I also want to sum the codepoints of the string. What should I use to do that?
In Forth we distinguish primitive characters (usually an octet that covers ASCII) and extended characters (usually Unicode).
Any character is always represented in the stack as its code point, but how extended characters are represented in memory is implementation depended.
See also Extended-Character word set:
Extended characters are stored in memory encoded as one or more primitive characters (pchars).

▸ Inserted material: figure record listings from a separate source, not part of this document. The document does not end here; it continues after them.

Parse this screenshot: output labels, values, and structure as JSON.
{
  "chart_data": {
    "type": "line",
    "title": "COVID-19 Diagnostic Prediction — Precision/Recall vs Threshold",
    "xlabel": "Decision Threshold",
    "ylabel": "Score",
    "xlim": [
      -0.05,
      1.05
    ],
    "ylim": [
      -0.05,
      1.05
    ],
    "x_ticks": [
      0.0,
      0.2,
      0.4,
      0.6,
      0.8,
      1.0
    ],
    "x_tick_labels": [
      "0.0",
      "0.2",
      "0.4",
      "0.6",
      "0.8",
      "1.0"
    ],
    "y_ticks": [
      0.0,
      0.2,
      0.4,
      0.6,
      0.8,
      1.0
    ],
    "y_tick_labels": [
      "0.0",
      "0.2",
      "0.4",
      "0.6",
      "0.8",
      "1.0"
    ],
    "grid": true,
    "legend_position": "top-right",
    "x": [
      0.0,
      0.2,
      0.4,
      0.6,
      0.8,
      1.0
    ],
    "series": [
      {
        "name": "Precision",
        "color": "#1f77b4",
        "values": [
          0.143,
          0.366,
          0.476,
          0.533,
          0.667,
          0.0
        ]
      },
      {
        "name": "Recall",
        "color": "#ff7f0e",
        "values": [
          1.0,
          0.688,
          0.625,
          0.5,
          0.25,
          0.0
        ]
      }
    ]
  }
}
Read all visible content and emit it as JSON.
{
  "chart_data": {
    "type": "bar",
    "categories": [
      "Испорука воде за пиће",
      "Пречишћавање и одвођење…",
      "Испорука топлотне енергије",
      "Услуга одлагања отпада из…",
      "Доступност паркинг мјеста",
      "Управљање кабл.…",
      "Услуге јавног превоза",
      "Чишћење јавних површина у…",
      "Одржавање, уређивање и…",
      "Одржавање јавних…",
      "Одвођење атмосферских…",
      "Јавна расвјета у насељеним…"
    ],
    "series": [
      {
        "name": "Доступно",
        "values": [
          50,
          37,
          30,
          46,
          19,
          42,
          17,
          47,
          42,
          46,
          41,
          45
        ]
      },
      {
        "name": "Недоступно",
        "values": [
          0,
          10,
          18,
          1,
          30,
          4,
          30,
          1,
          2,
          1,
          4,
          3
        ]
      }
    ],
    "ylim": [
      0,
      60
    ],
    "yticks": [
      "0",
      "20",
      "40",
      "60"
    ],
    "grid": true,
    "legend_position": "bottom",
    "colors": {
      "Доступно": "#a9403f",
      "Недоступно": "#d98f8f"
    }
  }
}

So to convert a character into a code point it's enough to read this character from the memory.
To read a primitive character, we use c@ ( c-addr -- char )
: sum-codes ( c-addr u -- sum ) 0 -rot over + swap ?do i c@ + 1 chars +loop ;
\ test
"test passed" sum-codes .
NB: native string literals are supported in the recent versions of Gforth. Before that you need to use the word s"
as s" test passed"
.
To read an extended character, we can use xc@+ ( xc-addr1 -- xc-addr2 xchar )
: sum-xcodes ( c-addr u -- sum )
over + >r 0 swap
begin ( sum xc-addr ) dup r@ u< while
xc@+ ( sum xc-addr2 xchar ) swap >r + r>
repeat drop rdrop
;
\ test
"test ⇦ ⇨ ⇧ ⇩" 2dup dump cr sum-xcodes . cr
dump
shows that in Gforth the extended characters are stored in the memory in UTF-8 encoding.